Sfide nella gestione dei detenuti problematici

La struttura di Udine, come altre in Italia, presenta difficoltà nell’adattare le dinamiche interne alla gestione di detenuti problematici. Le risorse disponibili sono limitate, e la presenza di reclusi con problemi psichiatrici o comportamenti violenti aggrava una situazione già critica.
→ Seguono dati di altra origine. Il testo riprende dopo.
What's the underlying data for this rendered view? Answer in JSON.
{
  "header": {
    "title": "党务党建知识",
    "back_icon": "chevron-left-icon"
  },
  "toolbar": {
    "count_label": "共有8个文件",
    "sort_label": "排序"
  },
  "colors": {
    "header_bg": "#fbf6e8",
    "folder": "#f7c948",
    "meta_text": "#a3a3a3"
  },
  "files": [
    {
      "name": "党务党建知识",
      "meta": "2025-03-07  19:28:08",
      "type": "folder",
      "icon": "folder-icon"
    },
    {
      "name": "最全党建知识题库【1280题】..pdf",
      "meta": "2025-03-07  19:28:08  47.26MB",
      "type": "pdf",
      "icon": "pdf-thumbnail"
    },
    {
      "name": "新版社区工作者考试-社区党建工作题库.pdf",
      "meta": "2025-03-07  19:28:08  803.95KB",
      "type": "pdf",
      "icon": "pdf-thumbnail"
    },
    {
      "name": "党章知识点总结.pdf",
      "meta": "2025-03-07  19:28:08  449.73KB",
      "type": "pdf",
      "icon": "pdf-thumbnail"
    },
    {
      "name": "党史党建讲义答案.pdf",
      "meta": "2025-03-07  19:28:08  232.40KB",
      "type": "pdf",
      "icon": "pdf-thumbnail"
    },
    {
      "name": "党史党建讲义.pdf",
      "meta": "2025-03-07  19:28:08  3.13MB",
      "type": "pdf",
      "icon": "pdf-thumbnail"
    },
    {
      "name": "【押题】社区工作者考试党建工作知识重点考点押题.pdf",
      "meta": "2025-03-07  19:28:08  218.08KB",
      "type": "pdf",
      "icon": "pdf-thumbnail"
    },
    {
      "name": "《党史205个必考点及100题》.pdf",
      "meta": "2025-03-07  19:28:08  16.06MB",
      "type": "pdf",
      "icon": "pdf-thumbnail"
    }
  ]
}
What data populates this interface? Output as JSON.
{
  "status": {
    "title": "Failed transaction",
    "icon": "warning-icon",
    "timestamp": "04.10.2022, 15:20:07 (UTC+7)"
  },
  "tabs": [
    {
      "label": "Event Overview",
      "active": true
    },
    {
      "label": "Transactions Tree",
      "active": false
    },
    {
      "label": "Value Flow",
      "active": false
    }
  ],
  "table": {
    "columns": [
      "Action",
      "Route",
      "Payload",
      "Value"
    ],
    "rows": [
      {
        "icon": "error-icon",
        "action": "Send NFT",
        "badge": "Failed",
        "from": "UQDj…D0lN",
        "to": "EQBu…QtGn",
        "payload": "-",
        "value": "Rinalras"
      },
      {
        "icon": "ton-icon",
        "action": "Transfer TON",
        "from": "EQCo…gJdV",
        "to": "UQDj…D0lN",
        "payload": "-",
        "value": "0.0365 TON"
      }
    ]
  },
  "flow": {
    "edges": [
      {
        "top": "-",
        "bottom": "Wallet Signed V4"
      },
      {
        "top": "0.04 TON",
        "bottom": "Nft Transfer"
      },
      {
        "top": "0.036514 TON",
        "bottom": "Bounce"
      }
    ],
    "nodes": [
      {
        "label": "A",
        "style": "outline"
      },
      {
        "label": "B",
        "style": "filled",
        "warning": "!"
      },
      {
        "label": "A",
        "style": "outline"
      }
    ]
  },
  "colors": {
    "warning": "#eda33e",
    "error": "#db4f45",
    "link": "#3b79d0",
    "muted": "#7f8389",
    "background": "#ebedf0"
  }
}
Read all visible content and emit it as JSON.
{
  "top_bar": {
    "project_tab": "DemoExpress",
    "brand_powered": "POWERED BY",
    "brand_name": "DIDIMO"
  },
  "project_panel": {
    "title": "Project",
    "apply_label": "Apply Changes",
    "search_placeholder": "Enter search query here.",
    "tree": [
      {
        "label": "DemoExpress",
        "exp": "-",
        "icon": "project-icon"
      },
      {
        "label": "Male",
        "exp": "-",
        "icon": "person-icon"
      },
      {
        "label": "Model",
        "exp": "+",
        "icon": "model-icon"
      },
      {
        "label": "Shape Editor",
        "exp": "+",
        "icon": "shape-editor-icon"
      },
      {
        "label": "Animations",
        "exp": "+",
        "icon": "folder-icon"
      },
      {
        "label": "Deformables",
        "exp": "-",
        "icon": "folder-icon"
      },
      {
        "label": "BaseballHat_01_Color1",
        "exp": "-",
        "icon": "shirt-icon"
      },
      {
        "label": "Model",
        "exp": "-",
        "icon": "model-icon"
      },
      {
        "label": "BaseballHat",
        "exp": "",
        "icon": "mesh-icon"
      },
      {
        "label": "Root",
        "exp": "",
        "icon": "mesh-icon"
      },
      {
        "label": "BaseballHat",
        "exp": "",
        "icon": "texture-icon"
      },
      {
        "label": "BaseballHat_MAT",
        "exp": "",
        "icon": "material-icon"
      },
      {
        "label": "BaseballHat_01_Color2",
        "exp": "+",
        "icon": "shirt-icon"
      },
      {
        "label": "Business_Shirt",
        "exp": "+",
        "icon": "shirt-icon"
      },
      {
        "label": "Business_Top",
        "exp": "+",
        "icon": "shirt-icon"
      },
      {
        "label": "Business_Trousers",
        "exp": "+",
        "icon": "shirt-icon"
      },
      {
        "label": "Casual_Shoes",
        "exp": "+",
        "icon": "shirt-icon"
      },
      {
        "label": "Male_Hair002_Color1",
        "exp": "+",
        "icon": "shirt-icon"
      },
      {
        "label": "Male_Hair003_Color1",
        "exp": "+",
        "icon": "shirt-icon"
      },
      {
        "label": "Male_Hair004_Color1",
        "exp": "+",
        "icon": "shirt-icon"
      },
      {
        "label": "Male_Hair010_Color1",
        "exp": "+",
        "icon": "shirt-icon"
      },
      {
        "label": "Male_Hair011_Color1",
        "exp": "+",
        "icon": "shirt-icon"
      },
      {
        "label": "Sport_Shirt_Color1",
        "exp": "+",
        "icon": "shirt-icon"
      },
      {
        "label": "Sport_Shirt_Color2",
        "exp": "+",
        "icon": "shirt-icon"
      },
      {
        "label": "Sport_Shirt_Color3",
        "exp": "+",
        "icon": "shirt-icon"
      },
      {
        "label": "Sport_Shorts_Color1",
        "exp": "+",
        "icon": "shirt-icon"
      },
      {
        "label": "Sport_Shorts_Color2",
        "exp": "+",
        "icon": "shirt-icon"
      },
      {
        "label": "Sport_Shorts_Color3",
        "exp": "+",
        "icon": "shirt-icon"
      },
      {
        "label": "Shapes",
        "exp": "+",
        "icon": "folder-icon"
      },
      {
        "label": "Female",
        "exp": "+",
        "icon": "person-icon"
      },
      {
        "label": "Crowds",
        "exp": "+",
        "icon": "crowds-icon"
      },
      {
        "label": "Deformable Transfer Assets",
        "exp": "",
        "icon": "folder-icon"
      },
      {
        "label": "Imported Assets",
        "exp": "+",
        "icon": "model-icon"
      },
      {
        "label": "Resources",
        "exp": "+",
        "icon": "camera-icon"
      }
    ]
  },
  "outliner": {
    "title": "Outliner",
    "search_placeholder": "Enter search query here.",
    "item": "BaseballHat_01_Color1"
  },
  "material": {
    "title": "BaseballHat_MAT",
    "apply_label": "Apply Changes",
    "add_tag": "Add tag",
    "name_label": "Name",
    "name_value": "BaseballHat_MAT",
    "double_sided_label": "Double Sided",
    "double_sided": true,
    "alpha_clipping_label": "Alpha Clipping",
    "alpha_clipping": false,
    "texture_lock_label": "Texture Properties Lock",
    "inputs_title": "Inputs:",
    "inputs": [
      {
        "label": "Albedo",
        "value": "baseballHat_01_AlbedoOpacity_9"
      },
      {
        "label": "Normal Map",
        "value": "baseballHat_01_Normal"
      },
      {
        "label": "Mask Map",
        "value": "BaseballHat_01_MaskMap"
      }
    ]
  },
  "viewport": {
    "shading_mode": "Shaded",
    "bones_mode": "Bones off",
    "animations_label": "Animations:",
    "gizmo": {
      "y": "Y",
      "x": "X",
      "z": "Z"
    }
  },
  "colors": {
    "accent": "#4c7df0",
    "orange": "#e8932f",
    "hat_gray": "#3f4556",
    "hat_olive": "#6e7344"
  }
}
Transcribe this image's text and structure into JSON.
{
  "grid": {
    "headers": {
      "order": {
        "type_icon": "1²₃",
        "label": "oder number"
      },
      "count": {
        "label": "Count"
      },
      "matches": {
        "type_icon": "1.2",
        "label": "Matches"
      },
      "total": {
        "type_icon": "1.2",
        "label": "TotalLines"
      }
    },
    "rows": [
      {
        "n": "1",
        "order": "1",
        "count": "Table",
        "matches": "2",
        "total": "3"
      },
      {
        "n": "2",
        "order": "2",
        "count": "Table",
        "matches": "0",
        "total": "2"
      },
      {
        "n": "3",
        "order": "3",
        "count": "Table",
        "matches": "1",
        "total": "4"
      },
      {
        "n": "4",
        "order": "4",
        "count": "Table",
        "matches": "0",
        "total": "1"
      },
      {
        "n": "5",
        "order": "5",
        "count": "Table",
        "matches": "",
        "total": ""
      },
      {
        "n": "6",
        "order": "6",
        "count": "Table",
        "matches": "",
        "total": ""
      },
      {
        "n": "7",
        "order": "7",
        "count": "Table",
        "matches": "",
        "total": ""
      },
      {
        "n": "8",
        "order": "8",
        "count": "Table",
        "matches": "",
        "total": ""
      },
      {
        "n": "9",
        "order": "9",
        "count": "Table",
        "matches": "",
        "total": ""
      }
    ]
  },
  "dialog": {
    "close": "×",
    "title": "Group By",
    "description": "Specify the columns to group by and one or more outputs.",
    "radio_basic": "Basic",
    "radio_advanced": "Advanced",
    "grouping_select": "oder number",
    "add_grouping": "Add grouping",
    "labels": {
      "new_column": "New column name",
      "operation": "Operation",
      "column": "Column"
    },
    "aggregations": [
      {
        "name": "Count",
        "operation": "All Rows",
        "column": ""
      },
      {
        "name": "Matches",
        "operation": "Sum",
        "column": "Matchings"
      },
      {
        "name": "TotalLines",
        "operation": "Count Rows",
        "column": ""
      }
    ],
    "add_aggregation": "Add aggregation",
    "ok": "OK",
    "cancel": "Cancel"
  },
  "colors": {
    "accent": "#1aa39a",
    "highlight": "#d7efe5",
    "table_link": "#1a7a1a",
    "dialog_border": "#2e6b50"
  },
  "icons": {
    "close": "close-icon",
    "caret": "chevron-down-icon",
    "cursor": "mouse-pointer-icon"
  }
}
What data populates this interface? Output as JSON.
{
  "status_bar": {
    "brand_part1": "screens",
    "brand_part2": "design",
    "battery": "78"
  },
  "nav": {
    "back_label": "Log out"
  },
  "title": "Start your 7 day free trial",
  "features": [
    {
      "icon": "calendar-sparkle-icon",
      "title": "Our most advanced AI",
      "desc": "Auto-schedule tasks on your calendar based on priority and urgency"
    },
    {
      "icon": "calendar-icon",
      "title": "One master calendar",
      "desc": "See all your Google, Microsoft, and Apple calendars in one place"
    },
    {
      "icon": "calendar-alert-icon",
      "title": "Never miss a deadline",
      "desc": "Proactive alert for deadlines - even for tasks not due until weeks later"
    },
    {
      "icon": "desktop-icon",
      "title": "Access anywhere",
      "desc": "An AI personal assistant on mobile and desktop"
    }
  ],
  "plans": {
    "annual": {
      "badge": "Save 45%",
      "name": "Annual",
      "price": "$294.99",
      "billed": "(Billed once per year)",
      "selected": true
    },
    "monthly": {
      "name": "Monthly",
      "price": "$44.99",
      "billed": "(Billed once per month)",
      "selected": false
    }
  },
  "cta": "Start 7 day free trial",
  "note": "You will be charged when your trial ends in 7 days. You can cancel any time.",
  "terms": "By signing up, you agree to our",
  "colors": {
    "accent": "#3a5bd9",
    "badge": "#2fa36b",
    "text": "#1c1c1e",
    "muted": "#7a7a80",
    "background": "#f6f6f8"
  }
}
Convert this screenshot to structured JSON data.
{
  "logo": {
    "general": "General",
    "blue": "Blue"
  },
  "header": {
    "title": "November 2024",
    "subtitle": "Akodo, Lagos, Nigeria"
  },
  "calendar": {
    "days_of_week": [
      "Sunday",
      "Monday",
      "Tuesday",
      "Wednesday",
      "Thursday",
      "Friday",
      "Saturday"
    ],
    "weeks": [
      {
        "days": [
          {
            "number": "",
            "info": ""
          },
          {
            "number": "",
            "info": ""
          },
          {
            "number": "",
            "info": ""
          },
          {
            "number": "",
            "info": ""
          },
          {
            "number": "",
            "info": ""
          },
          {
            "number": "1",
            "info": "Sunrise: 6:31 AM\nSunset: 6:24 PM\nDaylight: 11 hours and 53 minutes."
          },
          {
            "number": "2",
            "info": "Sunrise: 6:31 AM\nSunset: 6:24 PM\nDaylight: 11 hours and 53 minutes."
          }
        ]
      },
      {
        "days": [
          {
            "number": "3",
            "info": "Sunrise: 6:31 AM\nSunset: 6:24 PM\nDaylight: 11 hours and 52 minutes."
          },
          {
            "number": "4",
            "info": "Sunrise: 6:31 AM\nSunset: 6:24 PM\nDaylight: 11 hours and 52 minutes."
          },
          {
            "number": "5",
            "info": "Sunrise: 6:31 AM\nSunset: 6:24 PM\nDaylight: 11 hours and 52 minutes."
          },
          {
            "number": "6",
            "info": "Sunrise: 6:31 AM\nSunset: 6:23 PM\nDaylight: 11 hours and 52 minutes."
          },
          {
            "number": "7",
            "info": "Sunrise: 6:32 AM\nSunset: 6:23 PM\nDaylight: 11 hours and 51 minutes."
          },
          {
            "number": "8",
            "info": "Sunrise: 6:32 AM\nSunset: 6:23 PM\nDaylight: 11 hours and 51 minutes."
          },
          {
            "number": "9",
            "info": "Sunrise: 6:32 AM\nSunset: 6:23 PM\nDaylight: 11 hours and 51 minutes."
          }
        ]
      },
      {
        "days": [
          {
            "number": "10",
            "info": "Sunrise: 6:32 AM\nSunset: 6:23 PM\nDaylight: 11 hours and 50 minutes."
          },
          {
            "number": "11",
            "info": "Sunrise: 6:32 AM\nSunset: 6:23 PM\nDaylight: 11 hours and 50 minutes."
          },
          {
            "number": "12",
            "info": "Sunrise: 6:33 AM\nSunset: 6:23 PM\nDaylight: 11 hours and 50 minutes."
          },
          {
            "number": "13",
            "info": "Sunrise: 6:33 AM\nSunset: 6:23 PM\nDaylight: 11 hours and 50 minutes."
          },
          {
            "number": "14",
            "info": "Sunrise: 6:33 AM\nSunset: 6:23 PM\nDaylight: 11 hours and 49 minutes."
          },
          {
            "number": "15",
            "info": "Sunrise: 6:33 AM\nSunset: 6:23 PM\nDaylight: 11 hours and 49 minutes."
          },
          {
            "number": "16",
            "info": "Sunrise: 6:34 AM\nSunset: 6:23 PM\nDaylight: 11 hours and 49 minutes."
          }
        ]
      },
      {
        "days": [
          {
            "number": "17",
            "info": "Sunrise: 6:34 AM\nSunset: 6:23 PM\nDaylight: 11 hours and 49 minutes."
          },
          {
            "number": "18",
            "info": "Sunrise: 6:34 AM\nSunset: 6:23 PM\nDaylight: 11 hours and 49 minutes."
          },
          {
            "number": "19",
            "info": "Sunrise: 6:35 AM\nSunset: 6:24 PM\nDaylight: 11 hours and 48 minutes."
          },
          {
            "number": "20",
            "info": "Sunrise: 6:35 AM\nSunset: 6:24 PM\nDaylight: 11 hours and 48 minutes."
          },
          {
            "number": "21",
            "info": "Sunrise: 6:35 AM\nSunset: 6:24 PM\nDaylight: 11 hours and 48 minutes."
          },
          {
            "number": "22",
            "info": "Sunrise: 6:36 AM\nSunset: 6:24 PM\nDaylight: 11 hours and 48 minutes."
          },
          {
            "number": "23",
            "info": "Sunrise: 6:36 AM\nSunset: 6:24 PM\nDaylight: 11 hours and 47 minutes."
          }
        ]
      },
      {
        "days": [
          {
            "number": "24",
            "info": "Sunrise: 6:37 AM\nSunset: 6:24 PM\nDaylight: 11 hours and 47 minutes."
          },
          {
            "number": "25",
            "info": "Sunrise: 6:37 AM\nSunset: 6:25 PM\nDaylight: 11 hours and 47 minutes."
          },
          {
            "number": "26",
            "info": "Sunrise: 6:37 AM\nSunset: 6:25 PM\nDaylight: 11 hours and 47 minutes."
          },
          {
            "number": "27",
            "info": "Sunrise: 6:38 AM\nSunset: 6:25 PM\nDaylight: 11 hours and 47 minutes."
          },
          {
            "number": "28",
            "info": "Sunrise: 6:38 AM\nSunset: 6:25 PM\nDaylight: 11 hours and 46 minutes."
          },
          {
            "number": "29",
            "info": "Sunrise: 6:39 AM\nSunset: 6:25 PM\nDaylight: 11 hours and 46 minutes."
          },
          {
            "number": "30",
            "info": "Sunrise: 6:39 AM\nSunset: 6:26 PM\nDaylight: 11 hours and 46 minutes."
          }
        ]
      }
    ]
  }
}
Il sindacato ricorda come queste carenze a volte espongano gli agenti a rischi elevati, riducendo le misure di sicurezza e il controllo.

Richieste sindacali per la sicurezza degli agenti e gestione dei detenuti problematici

Le aggressioni hanno riportato al centro del dibattito alcune richieste chiave del sindacato Sappe in tema di sicurezza carceraria. Donato Capece, segretario generale del sindacato, ha ribadito la necessità di espellere i detenuti stranieri, una proposta portata avanti da decenni e che trova nel caso odierno una conferma della difficoltà di gestione di alcune categorie di detenuti stranieri.

Inoltre, Capece ha sollecitato la riapertura degli ospedali psichiatrici giudiziari destinati ai reclusi con disturbi mentali, che ormai rappresentano una percentuale crescente all’interno del sistema penitenziario ordinario. Questo intervento sarebbe mirato a limitare la presenza di soggetti con problemi psichiatrici direttamente nelle carceri comuni, dove spesso non trovano il supporto adeguato.

Strumenti per la sicurezza degli agenti

Massimo Russo ha insistito sulla necessità di una dotazione efficace per le forze di polizia penitenziaria, come body-cam e taser, strumenti che potrebbero migliorare la gestione di situazioni di violenza improvvisa e proteggere gli agenti. Queste richieste, ancora non accolte in modo diffuso, rappresentano una proposta concreta per aumentare la sicurezza dentro gli istituti di pena.

L’aggressione nel carcere di Udine richiama così l’attenzione sulle difficoltà quotidiane del personale penitenziario e le criticità organizzative nelle carceri italiane, segnate da sovraffollamento e carenza di risorse. La questione rimane aperta, con la pressione dei sindacati verso misure che possano limitare questi episodi di violenza e tutelare chi lavora negli istituti.